While critics were unanimous about their response to The Last Jedi, fan opinion has been far more mixed, with some putting it below even Rogue One. (Look, people, Rogue One made me cry, but it was unarguably a terrible film, especially from a technical standpoint.) One of the sticking points with fans is The Last Jedi ending where we return to Canto Bight to see that Rose and Finn's complete disaster of a mission is paying unexpected dividends. WARNING: Spoilers for Star Wars: The Last Jedi follow.
The ending, which features a little boy slave with a broom, staring out to the horizon dreaming of joining the Resistance, was interpreted many ways by fans from those who complained it was cliche and dumb to those who felt it was classic Disney and deeply disturbing in today's world: Resistance/rebellion is futile, but the kids are alright.
Personally I read it as a callback to the Yoda cameo: This is the future of the Resistance and the Jedi, always staring out at the horizon, like Luke did, until the end. Others saw it as comfort. The Resistance message was penetrating, those who heard it were just too young to come to the aide of the leaders in their hour of need.
But one theory goes a step beyond all of that. With Rian Johnson signed on to create a completely new trilogy from scratch after Episode IX, what if this boy and his compatriots are going to grow up to star in Johnson's next set of films?
Johnson won't talk about that trilogy yet, but he does feel that the ending has a deeper meaning than most are assigning to it. Speaking to Entertainment Weekly, he said the following about the ending:
It’s mostly about Luke. To me, it shows that the act Luke Skywalker did, of deciding to take on this mantle of ‘the legend,’ after he had decided the galaxy was better off with, had farther reaching consequences than saving 20 people in a cave.
It sure felt like it was a callback to Luke, with the staring at the horizon. Though there might not have been twin setting suns as Luke always seemed to be gazing at, the little boy was definitely a dreamer, just like Luke always was.
But the little boy also was a call back to Rey, and her "nobody" status. As we learned in this film, Rey's parents were no one and nothing, traders on Jakku who had fallen so low and into the grips of their addictions so badly, they sold their daughter for a fix. This little boy is also a nobody, a trainer of the animals that the rich bet on, completely unaware of his existence. He's sleeping in the hay of a stable, while the rich, only a few hundred feet away spend money a night on hotel rooms, using their war profiteering gains.
One day he'll step up and change the world. And they'll never have noticed him, until it's too late.
But could he also be the subject of the next set of films?

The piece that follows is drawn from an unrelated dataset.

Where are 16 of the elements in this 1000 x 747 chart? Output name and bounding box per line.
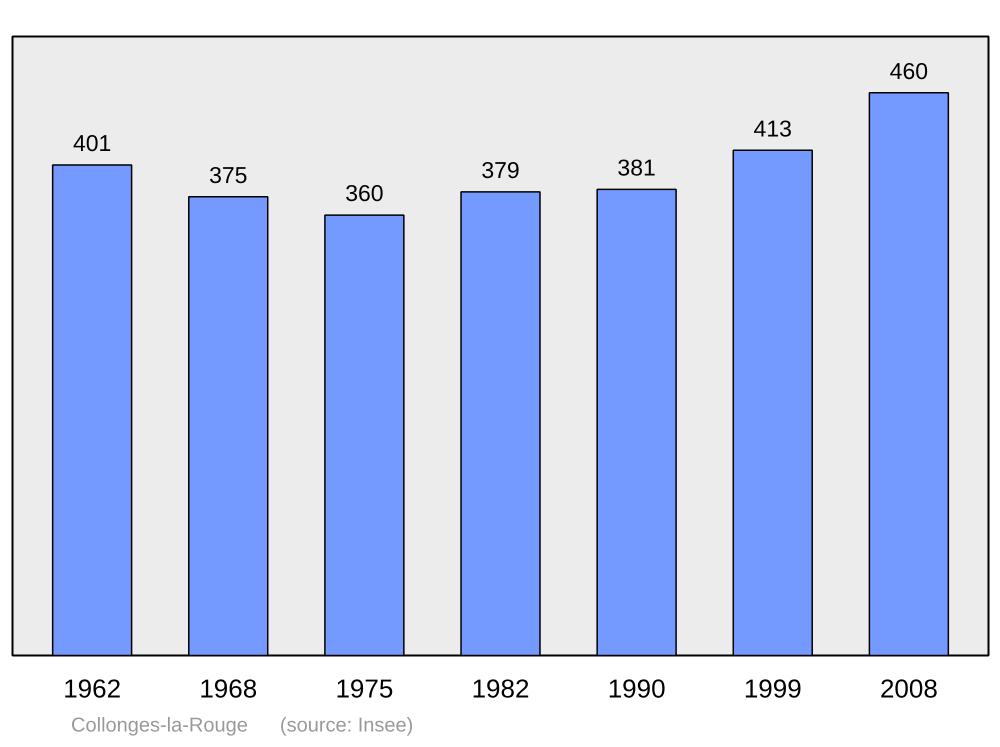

One of the most important moves Johnson made with The Last Jedi was making Rey not a Skywalker of any kind. (Though already some fans are hoping it's a fake out, and Abrams will make her a Skywalker/Solo after all.)
But that choice speaks to Johnson being less interested in the Force as something that's a multi-generation family saga, and more of a "balancing of the Universe" that plucks people at random to wield the two sides of the power. Even if this little boy in particular isn't the star of the next trilogy, it's almost guaranteed that wherever Johnson goes with the story, it will star someone like this child, who will be taken from obscurity and raised up next by the Force to stand and fight the powers of evil for another generation.